I was his eldest son. By my best recollection I was nine or ten years old the first time I went with him on a Saturday morning. I was less than useless. I didn't have the strength or stamina to help much in the beginning, but young legs can serve a purpose when you don't want to walk back to get a tool. He was easing me into the idea of helping.
As I became capable of contributing more, I remember going more frequently. I can't recall anymore how regular I was about the task. I'm sure that my faithfulness fell short. But I do remember going on more than a haphazard basis. I knew the names of all the customers, and they knew me. I can still point out the houses that haven't fallen victim to time and been knocked down to make way for McMansions.
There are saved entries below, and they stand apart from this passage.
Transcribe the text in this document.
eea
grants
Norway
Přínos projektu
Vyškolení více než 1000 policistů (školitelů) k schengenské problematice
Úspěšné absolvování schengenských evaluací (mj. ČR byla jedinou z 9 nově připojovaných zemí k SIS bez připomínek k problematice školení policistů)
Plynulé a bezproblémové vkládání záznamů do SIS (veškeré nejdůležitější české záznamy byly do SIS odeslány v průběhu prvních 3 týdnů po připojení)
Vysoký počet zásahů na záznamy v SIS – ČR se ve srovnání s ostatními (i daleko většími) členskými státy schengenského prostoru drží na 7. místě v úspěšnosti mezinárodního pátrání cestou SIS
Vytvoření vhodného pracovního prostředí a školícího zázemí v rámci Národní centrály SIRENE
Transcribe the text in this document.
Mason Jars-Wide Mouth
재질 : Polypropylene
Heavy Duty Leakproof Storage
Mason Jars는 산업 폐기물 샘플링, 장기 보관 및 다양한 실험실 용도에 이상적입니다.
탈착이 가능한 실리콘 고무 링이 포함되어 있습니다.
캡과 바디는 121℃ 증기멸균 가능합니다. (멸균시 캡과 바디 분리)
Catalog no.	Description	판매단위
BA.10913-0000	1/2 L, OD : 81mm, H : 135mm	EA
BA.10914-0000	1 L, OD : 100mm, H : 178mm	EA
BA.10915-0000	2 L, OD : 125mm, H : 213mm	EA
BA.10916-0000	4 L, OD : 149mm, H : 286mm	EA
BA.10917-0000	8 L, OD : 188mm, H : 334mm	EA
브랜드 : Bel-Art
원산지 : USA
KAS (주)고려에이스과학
These were quiet trips. We'd both get up early on Saturday mornings, load the appropriate tools into the car, and go on our appointed rounds. We didn't get coffee or chat a lot. He would thank me for helping, but whatever checks exchanged hands went into his pocket. I never questioned the arrangement. It was understood that it was my duty to help.
My father was very methodical and meticulous about raking leaves. He always had a large tarp that we'd spread out on a part of the lawn that was covered with leaves. "Don't rake onto a piece that you've already cleaned," he'd tell me. He would start in one corner and work in one direction, sweeping the area until there wasn't a leaf to be seen. He bought a gas-powered blower, the first one that I'd ever seen, that would speed the work and spare our hands the raking until we had a pile worthy of pushing into the tarp to be carried away.
After I went to college I didn't join him on Saturdays anymore. It's been too long - I can't pinpoint when he gave it up. Perhaps it was after my grandmother passed away. I never asked if the task fell to either of my younger brothers when I dropped the torch. I don't remember any of them joining us on Perryridge Road.
As I look back on it now, I like to think that I was chosen to go because I had the temperament for it. Maybe he liked doing it with me as much as I was proud to be chosen by him. It was something that I did with my father that no one else did.
Some kids went to ball games with their dad; I raked leaves with mine.
I still carry that experience with me to this day. I rake leaves the way he taught me. He would have been happy with my handiwork this weekend. At the end of a day of work - the sky red from the setting sun; the chilled air reminding me that it's the waning of another year; the dead silence at the end of a late autumn day - I think of my father.